The 2016 language schools of the year were revealed on October 6th at the ESL Language Travel Awards ceremony in Montreux, Switzerland. The ceremony awarded language schools in 9 categories covering all categories of a language trip abroad. The winners were chosen from more than 400 language schools around the world, based on the meticulous analysis of over 7,000 student satisfaction reviews and more than 180 ESL team member ratings.
We spoke with Katya Bonello and Daniel Woodward from EC, the School Group of the Year 2016, whom we interviewed shortly after they received this award! What’s more, EC also won the award for the CRS Champion of the Year 2016!
Having its roots in Malta, EC opened their first school 25 years ago. Today EC offers English language courses worldwide with schools in Malta, the USA, the UK, Canada and South Africa and with special 30+ courses in exciting cities.
What does this ESL Language Travel Award mean to you?
It’s a huge achievement for us having competed with some of the best schools in the industry and voted for by industry experts such as ESL
What do you think made you the School Group of the Year?
I think it’s a combination of factors including a good portfolio of courses and destinations that are easy to sell, efficient support and service from our team as well as an overall amazing collaboration and partnership with ESL that has grown over the years.
What is the key to a good partnership and relationship with ESL?
I believe that similar values and beliefs as well as mutual respect and a long journey travelled alongside each other is what makes the partnership so strong.
What are the main values that have brought your school group the success it has today?
Even though it might seem like we have grown quickly, our journey actually started 25 years ago and what we are today is the result of years and years of hard work as well as mistakes made and lessons learned. It’s a family organisation who believes in its people being the best investment a company can make and has managed to carve out a name for itself on an international level despite coming from a very small country!

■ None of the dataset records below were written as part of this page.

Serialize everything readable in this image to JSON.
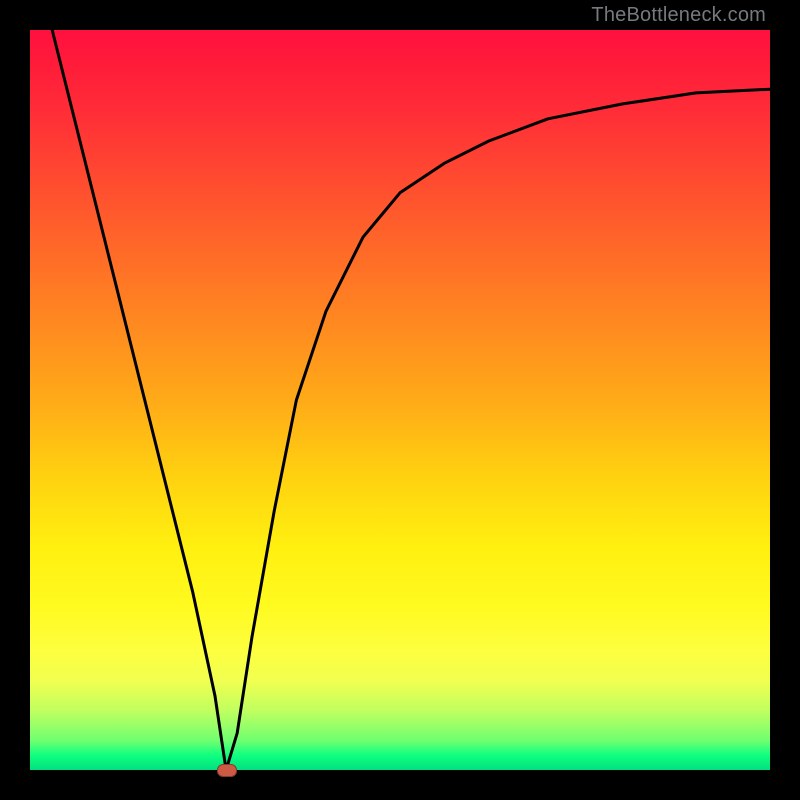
{
  "watermark": "TheBottleneck.com",
  "chart_data": {
    "type": "line",
    "title": "",
    "xlabel": "",
    "ylabel": "",
    "xlim": [
      0,
      100
    ],
    "ylim": [
      0,
      100
    ],
    "series": [
      {
        "name": "bottleneck-curve",
        "x": [
          3,
          5,
          8,
          12,
          16,
          19,
          22,
          25,
          26.5,
          28,
          30,
          33,
          36,
          40,
          45,
          50,
          56,
          62,
          70,
          80,
          90,
          100
        ],
        "y": [
          100,
          92,
          80,
          64,
          48,
          36,
          24,
          10,
          0,
          5,
          18,
          35,
          50,
          62,
          72,
          78,
          82,
          85,
          88,
          90,
          91.5,
          92
        ]
      }
    ],
    "marker": {
      "x": 26.5,
      "y": 0
    }
  },
  "colors": {
    "background_frame": "#000000",
    "gradient_top": "#ff1040",
    "gradient_bottom": "#00e080",
    "curve": "#000000",
    "marker_fill": "#cc5a45"
  }
}
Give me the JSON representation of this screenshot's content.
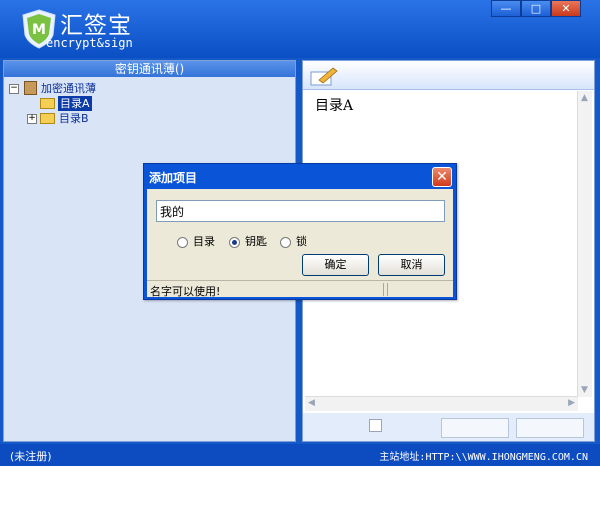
{
  "app": {
    "name": "汇签宝",
    "subtitle": "encrypt&sign",
    "window_controls": {
      "minimize": "—",
      "maximize": "□",
      "close": "✕"
    }
  },
  "left_panel": {
    "title": "密钥通讯薄()",
    "tree": [
      {
        "label": "加密通讯薄",
        "expander": "−",
        "icon": "address-book-icon"
      },
      {
        "label": "目录A",
        "icon": "folder-icon",
        "selected": true
      },
      {
        "label": "目录B",
        "expander": "+",
        "icon": "folder-icon"
      }
    ]
  },
  "right_panel": {
    "content_title": "目录A"
  },
  "status_bar": {
    "left": "(未注册)",
    "right": "主站地址:HTTP:\\\\WWW.IHONGMENG.COM.CN"
  },
  "dialog": {
    "title": "添加项目",
    "close_label": "✕",
    "name_value": "我的",
    "radio_options": [
      {
        "label": "目录",
        "checked": false
      },
      {
        "label": "钥匙",
        "checked": true
      },
      {
        "label": "锁",
        "checked": false
      }
    ],
    "ok_label": "确定",
    "cancel_label": "取消",
    "status_text": "名字可以使用!"
  },
  "colors": {
    "frame_blue": "#1558c8",
    "dialog_blue": "#0a54d8",
    "panel_bg": "#d9e4f7",
    "selection": "#0a3ba8"
  }
}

What do you think students expect from a school and their language stay in general?
Students expect to satisfy both their academic as well as their travel needs. I believe that both elements are part of the decision a student makes when choosing the destination and the school. Short-term students would seek to pack it all in and travelling is as important as the course itself. Longer-term students are seeking to improve their language skills and reach the minimum requirements if seeking to proceed into higher education, so academics are their priority.
In your opinion, which new trends have changed the language travel industry these past years?

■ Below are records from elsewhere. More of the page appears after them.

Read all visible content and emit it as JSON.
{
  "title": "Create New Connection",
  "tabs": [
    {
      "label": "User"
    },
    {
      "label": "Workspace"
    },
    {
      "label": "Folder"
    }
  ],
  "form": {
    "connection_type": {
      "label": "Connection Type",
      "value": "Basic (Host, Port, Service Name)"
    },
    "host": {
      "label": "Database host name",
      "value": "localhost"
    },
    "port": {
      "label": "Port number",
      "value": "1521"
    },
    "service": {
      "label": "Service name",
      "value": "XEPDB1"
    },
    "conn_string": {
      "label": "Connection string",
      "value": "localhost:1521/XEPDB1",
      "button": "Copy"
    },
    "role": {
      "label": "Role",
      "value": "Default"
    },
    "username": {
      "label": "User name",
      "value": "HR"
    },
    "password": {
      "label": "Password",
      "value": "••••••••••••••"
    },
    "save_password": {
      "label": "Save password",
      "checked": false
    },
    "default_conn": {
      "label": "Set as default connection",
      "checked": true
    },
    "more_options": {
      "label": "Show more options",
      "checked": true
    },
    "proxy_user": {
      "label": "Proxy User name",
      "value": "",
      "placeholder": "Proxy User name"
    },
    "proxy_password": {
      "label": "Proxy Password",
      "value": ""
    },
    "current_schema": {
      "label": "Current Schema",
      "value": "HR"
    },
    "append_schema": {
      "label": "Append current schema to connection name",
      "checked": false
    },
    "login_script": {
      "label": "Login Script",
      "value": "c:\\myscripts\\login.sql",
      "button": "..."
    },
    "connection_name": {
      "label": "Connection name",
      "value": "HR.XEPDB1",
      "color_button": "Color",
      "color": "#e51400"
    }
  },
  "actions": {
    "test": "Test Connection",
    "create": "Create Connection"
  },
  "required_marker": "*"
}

The language travel industry is very volatile and is hugely dependant on exchange rates, socio-political as well as economic factors, visa regulations and local scholarships, so these have greatly determined the trends seen over the last few years. The strong dollar in recent months has seen an increase in demand for Canada over the US and the current political situation in the US is likely to continue this trend. Similarly, the recent strengthening of the pound has seen a deviation of business towards schools in Ireland and Malta, particularly in European markets.
What types of programmes/services do you think will be more attractive for students in the future?
We’re seeing a growing demand in courses aimed at more restricted age groups such as 30+ and young adults as well as family programmes.
What is the biggest challenge you see for language schools in the future?
The biggest challenge is surviving an industry with a huge number of language schools and language agents competing in a space which is not necessarily growing, at least in certain markets. It’s also a challenge to offer premium language courses when much focus is being given on price.